L’entrée dans cet univers ne va pourtant pas de soi. L’étrangeté y est radicale et les éléments de compréhension ne sont pas fournis de manière didactique. Il faut décoder, déduire et interpréter. Mais l’immersion n’en est que meilleure. On est vite captivé par ce monde tissé de magies diverses, largement appuyées sur des représentations vivantes de l’imaginaire.
Les personnages invoquent ainsi des créatures merveilleuses ou épouvantables, convoquent les morts, font vivre la poésie de moments perdus ou travaillent leur corps comme on enfile un vêtement. C’est fantasque et puissant, et au sommet de tout cela se tient donc un antagoniste dont le pouvoir repose avant tout sur la parole et la fable.
Un vrai conteur donc, dans lequel on peut alors sans doute déceler une image de l’auteur. Un fabuliste expert en tromperie, bénéficiant quasiment du consentement de ses victimes, personnages et peut-être derrière eux lecteurs, amenés à réfléchir sur ce qui conduit l’individu à la compromission, au renoncement et à la trahison. Tout cela donne encore plus d’intérêt à une œuvre dont on est d’ores et déjà impatient de découvrir la suite.
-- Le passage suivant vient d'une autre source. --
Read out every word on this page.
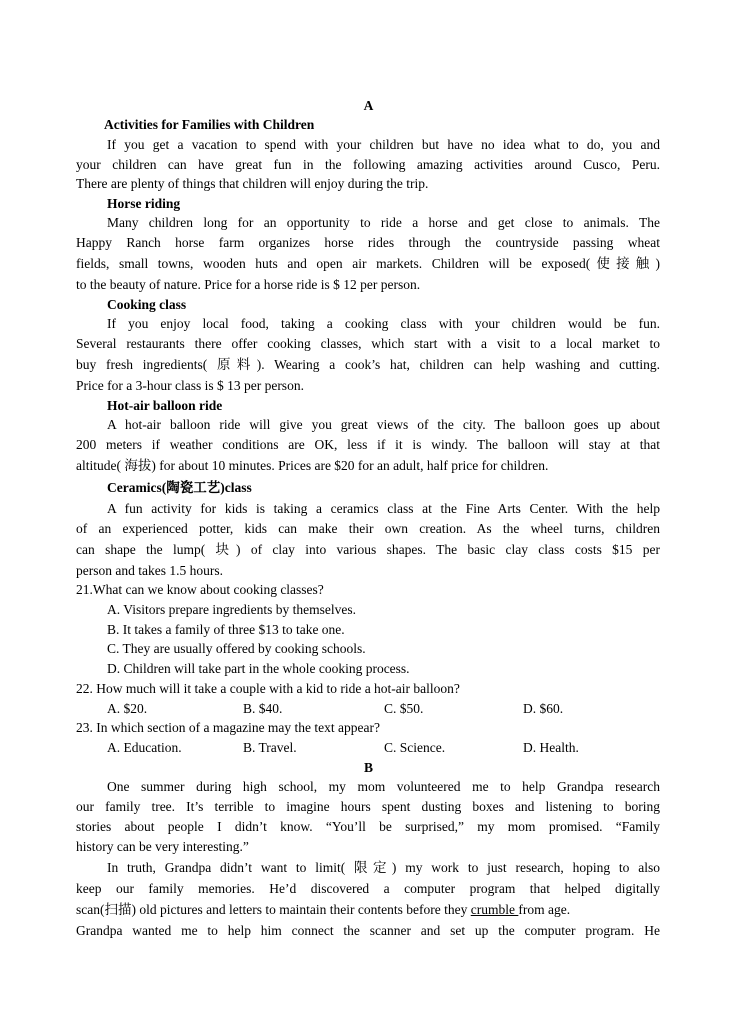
A
Activities for Families with Children
If you get a vacation to spend with your children but have no idea what to do, you and
your children can have great fun in the following amazing activities around Cusco, Peru.
There are plenty of things that children will enjoy during the trip.
Horse riding
Many children long for an opportunity to ride a horse and get close to animals. The
Happy Ranch horse farm organizes horse rides through the countryside passing wheat
fields, small towns, wooden huts and open air markets. Children will be exposed(使接触)
to the beauty of nature. Price for a horse ride is $ 12 per person.
Cooking class
If you enjoy local food, taking a cooking class with your children would be fun.
Several restaurants there offer cooking classes, which start with a visit to a local market to
buy fresh ingredients( 原料). Wearing a cook’s hat, children can help washing and cutting.
Price for a 3-hour class is $ 13 per person.
Hot-air balloon ride
A hot-air balloon ride will give you great views of the city. The balloon goes up about
200 meters if weather conditions are OK, less if it is windy. The balloon will stay at that
altitude( 海拔) for about 10 minutes. Prices are $20 for an adult, half price for children.
Ceramics(陶瓷工艺)class
A fun activity for kids is taking a ceramics class at the Fine Arts Center. With the help
of an experienced potter, kids can make their own creation. As the wheel turns, children
can shape the lump( 块) of clay into various shapes. The basic clay class costs $15 per
person and takes 1.5 hours.
21.What can we know about cooking classes?
A. Visitors prepare ingredients by themselves.
B. It takes a family of three $13 to take one.
C. They are usually offered by cooking schools.
D. Children will take part in the whole cooking process.
22. How much will it take a couple with a kid to ride a hot-air balloon?
A. $20.	B. $40.	C. $50.	D. $60.
23. In which section of a magazine may the text appear?
A. Education.	B. Travel.	C. Science.	D. Health.
B
One summer during high school, my mom volunteered me to help Grandpa research
our family tree. It’s terrible to imagine hours spent dusting boxes and listening to boring
stories about people I didn’t know. “You’ll be surprised,” my mom promised. “Family
history can be very interesting.”
In truth, Grandpa didn’t want to limit( 限定) my work to just research, hoping to also
keep our family memories. He’d discovered a computer program that helped digitally
scan(扫描) old pictures and letters to maintain their contents before they crumble from age.
Grandpa wanted me to help him connect the scanner and set up the computer program. He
Rick Remender, à l’origine déjà de plusieurs séries originales marquantes ces dernières années (Black Science, Low, Tokyo Ghost, Deadly Class), parvient donc à investir de manière convaincante et prenante un nouveau genre tout en créant entièrement un univers foisonnant. Une performance soutenue par le dessin précis et dynamique, bien qu’un peu classique malgré les monstres et monstruosités représentés, de Jerome Opeña.